Lembrete: A violência prisional não para no final do ano

           Em meu cotidiano percebo muitas pessoas preocupadas com o futuro do país e com a humanidade. Muitas destas pessoas reivindicam a necessidade de mais amor, solidariedade e paz entre os seres humanos. Algumas delas preocupam-se com as crianças, especialmente as africanas, palestinas, americanas... mas e as brasileiras? Não é intenção desmerecermos o sofrimento destes sujeitos, que são problemas reais e também são problemas sociais gravíssimos. Mas queria trazer uma reflexão a respeito deste final de ano que tive com uma ação próxima do presídio de são pedro de alcântara.

         Neste final de ano realizamos nossa última reunião do Grupo de Amigos e Familiares de Pessoas em Privação de Liberdade (GAFPPL), grupo o qual participo como membro e militante da Frente Antiprisional das Brigadas Populares. Neste dia tivemos a presença de dois papais noéis distribuindo presentes e falando com as crianças no local onde nos reunimos, nas proximidades do presídio. Esta ação já vêm sendo organizada desde o ano passado e tem a intenção de acolher as crianças que possuem parentes - principalmente pais- em regime de privação de liberdade. Ao final, um dos idealizadores desta ação fez uma fala a respeito do direito destas crianças se desenvolverem e contarem com o carinho e acolhimento dos adultos, principalmente com uma palavra de afeto e um presente de seus pais nestas datas especiais. Analisou também o lado do familiar preso que em datas especiais como estas não pode contar com a presença de sua família, nem com a chance de ser pai/mãe e poder oferecer ao seu filho um presente e um bom e significativo carinho nestas datas especiais, onde a maior parte de nós comemora e conta com o afago e aconchego do lar. Existe possibilidade de qualquer profissional psicólogo ou autoridade não preocupar-se com isto, nem que seja exclusivamente com o lado destas crianças?

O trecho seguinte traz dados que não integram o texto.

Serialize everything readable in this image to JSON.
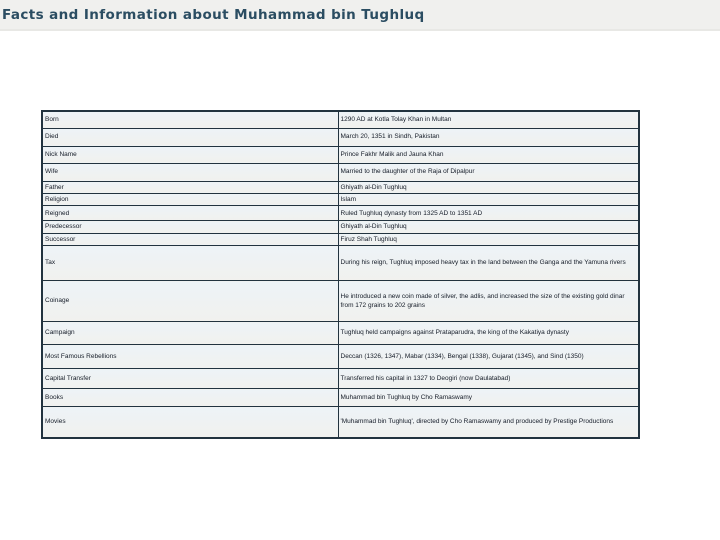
{
  "page_title": "Facts and Information about Muhammad bin Tughluq",
  "colors": {
    "header_band_bg": "#f0f0ee",
    "title_text": "#2b4d62",
    "table_border": "#22333f",
    "cell_bg": "#f1f1ee"
  },
  "table": {
    "rows": [
      {
        "label": "Born",
        "value": "1290 AD at Kotla Tolay Khan in Multan"
      },
      {
        "label": "Died",
        "value": "March 20, 1351 in Sindh, Pakistan"
      },
      {
        "label": "Nick Name",
        "value": "Prince Fakhr Malik and Jauna Khan"
      },
      {
        "label": "Wife",
        "value": "Married to the daughter of the Raja of Dipalpur"
      },
      {
        "label": "Father",
        "value": "Ghiyath al-Din Tughluq"
      },
      {
        "label": "Religion",
        "value": "Islam"
      },
      {
        "label": "Reigned",
        "value": "Ruled Tughluq dynasty from 1325 AD to 1351 AD"
      },
      {
        "label": "Predecessor",
        "value": "Ghiyath al-Din Tughluq"
      },
      {
        "label": "Successor",
        "value": "Firuz Shah Tughluq"
      },
      {
        "label": "Tax",
        "value": "During his reign, Tughluq imposed heavy tax in the land between the Ganga and the Yamuna rivers"
      },
      {
        "label": "Coinage",
        "value": "He introduced a new coin made of silver, the adlis, and increased the size of the existing gold dinar from 172 grains to 202 grains"
      },
      {
        "label": "Campaign",
        "value": "Tughluq held campaigns against Prataparudra, the king of the Kakatiya dynasty"
      },
      {
        "label": "Most Famous Rebellions",
        "value": "Deccan (1326, 1347), Mabar (1334), Bengal (1338), Gujarat (1345), and Sind (1350)"
      },
      {
        "label": "Capital Transfer",
        "value": "Transferred his capital in 1327 to Deogiri (now Daulatabad)"
      },
      {
        "label": "Books",
        "value": "Muhammad bin Tughluq by Cho Ramaswamy"
      },
      {
        "label": "Movies",
        "value": "'Muhammad bin Tughluq', directed by Cho Ramaswamy and produced by Prestige Productions"
      }
    ]
  }
}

          Hoje em nosso país são mais de 470 mil pessoas presas sendo em Santa Catarina um número próximo de 15.000. Quantas famílias e sujeitos sofrem com este tipo de situação? Quantas crianças hoje em nosso país submetem-se a tortura e a violência subjetiva de ver seus pais algemados e maltrapilhos na sua frente, quando não humilhados diretamente diante de seus olhos pelas autoridades (contava o organizador da ação natalina que uma criança questionava a mãe durante uma visita: “Por que estão algemando e removendo o papai?”)? Há quem pense que os presos devem pagar pelos seus erros e isto eles já fazem, inclusive sofrendo além da conta. Mas até que ponto a tortura e a violência do sistema prisional nacional tem o direito de se estender para cima de crianças e parentes de sujeitos em privação de liberdade? Diz-se por aí que as prisões servem para colocar o sujeito “na linha”. Servem para que se pague pelos erros cometidos e se aprenda a viver pacificamente em comunidade. Mentira. Não precisamos mais de alguns minutos de história, memória e um breve olhar para as cadeias para entendermos que estes lugares não são nada mais que fábricas de sofrimento e violência. Matadouros de seres humanos; fisicamente e subjetivamente. O presídio não cumpre mais sua função – e em um país dominado pela pobreza podemos nos questionar que talvez ele cumpra uma outra, que é a de conter a massa marginalizada, pobre e revoltada de nossa nação.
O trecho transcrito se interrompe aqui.